BlackBerry is, somehow, coming back from the dead yet again

The new phone will have a physical keyboard and 5G. But if Nokia and Motorola have taught us anything it's that nostalgia doesn't guarantee great phones.

A black color Handphone with qwerty keyboard

It’s not 2008 — but if you squint hard enough at the lineup of upcoming smartphones, you might just think it is. The latest addition is an Android-powered BlackBerry device with a physical keyboard, to be produced by a company called OnwardMobility. The Texas-based tech startup has licensed the BlackBerry brand name for a forthcoming 5G smartphone, planned for release sometime in the first half of 2021.


BlackBerry, once a well-respected household name in mobile phones, fell quickly out of public favor as Apple’s iPhone and Samsung’s Galaxy series took hold of the smartphone market and its unique selling propositions — physical keyboards and BlackBerry Messenger — were outshone by touchscreens and apps like iMessage and WhatsApp.

Recent BlackBerry phones have run Android and been manufactured by Chinese electronics company TCL. TCL's license expires at the end of August. Clearly OnwardMobility feels more optimistic about its chances than TCL dig, given the latter didn't renew.

Not much is known about the upcoming BlackBerry save for the fact that it will indeed be produced under the BlackBerry name.
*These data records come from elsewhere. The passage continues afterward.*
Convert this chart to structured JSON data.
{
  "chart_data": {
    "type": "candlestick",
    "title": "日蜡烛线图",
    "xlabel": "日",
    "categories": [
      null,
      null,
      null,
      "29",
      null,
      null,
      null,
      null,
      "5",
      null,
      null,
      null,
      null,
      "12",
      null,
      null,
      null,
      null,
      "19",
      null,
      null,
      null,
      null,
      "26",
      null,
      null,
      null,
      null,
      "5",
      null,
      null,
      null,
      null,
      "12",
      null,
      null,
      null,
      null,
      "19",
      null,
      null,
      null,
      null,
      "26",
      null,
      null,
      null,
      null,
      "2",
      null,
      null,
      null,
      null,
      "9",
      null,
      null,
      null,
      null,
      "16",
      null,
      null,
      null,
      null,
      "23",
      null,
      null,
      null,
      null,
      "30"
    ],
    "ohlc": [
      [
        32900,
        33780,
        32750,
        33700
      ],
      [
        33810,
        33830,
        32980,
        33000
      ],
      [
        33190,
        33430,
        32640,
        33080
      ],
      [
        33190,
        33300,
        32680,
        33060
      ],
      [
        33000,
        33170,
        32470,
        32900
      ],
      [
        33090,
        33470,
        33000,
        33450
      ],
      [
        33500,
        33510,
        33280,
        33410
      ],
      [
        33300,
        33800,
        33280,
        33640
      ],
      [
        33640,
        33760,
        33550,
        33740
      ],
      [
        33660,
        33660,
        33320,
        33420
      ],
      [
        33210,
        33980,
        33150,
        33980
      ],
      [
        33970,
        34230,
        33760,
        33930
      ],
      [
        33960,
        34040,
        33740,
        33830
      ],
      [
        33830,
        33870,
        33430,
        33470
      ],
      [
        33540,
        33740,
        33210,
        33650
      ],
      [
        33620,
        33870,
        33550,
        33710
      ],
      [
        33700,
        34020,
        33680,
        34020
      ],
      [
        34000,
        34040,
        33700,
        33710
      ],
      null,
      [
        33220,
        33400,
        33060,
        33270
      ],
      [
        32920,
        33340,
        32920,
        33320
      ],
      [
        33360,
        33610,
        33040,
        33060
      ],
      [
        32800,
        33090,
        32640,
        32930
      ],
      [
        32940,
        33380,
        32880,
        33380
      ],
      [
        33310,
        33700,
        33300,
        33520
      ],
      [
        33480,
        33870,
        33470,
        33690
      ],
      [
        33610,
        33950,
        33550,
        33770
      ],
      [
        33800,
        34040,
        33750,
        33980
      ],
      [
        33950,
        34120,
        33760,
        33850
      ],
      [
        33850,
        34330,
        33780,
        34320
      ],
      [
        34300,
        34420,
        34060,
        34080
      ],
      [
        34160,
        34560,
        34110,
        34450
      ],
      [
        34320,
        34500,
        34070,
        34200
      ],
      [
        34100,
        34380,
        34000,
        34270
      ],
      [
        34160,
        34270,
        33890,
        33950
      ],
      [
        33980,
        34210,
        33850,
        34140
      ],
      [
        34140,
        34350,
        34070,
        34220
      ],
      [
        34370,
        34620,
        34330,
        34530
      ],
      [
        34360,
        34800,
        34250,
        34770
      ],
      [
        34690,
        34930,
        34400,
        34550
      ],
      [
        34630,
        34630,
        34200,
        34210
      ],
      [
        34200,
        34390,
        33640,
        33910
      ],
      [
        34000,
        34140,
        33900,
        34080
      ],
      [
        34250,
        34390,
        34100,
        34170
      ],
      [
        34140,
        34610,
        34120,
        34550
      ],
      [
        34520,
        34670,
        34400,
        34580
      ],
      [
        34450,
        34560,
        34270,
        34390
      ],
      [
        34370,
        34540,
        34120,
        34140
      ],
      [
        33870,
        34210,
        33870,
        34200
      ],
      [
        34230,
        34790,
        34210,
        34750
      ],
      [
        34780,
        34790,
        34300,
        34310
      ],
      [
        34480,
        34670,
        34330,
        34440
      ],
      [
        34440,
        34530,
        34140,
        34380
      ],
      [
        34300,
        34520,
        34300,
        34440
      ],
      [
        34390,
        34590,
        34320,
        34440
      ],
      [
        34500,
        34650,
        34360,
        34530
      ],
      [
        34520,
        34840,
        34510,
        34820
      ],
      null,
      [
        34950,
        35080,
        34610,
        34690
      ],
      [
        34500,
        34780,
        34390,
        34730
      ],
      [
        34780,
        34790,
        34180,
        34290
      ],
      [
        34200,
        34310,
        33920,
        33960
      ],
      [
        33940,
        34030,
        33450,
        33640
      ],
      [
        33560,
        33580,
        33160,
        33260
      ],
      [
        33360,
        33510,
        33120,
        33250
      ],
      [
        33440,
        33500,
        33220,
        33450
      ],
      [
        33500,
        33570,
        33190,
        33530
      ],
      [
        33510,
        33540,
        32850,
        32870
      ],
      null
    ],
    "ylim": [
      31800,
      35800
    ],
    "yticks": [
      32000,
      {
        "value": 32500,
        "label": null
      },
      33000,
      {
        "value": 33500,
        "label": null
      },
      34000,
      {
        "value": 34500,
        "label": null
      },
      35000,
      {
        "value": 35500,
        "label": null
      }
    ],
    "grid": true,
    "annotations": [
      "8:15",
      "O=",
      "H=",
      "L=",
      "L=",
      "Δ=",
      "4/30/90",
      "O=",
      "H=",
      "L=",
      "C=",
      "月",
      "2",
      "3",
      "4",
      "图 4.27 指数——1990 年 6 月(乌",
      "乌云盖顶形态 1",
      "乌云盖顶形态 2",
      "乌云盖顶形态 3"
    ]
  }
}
In all likelihood, the device will fail to live up to the expectations of this decade’s highly competitive smartphone market. But you can bet we’ll be watching it anyway.

What we do know — Information about the phone is essentially unavailable right now. OnwardMobility CEO Peter Franklin refused to offer specifics to The Register when prompted, save to mention that the phone will use a redesigned keyboard rather than recycling one from an older BlackBerry model. The phone will be manufactured by FIH Mobile, a subsidiary of Foxconn.

BlackBerry’s VP of Advanced Technology Labs, Sarah Tatsis, told The Register that the keyboard design hasn’t been finalized yet. She said also that it will “reflect the brand values from a keyboard typing experience and input experience.” Which is, you know, not really an answer at all. Also, no BlackBerry in the last decade has been able to recapture the imagination of consumers by way of a physical keyboard. It's not just that touchscreens are more flexible in terms of user interfaces, but physical keyboards tend to result in strange display dimensions that are awful for uses beyond typing emails, like playing games or consuming video.

Franklin says OnwardMobility’s other main focus with the device is preserving the security and usability that consumers came to expect from BlackBerry. This equates, he says, to being a little less expensive than a flagship phone with similar specs you’d want in a day-to-day phone. With the mid-range market pretty crowded, that's a tough proposition, too.

BlackBerry’s been buried so many times now — This is not the first time a third-party manufacturer has attempted to resurrect the BlackBerry name. Actually, most of BlackBerry’s business in the last decade has been resurrection attempts.

BlackBerry tried a reboot in 2013 with its BlackBerry 10 devices. By 2016, the brand had essentially folded — just a year after switching to the Android operating system — which is when TCL stepped in. A number of BlackBerry devices have also been released in India since, and the company has continued to offer its software services to a range of companies, but making phones wasn't something we expected to see it do again.

Nostalgia makes for bad devices — We’ll reserve judgment until the new BlackBerry’s actual release. Still, though, consumers should be wary of any device that centers its operations on nostalgia. Nokia has had limited success using a similar approach, and with every passing year, the number of people with fond memories of BlackBerry's physical keyboards dwindles.

Similarly, Motorola’s new Razr initially managed to generate plenty of hype thanks to early-aughts-based nostalgia, but it ultimately failed to deliver on it.

Perhaps our worries are unfounded. OnwardMobility could do a stand-up job with this reboot and the new BlackBerry could usher in fresh space in the phone market for keyboard-centric devices. But we're not betting on it. The world of mobile has changed too much. And we've been hurt too many times by brands seeking to exploit our yearning for simpler times.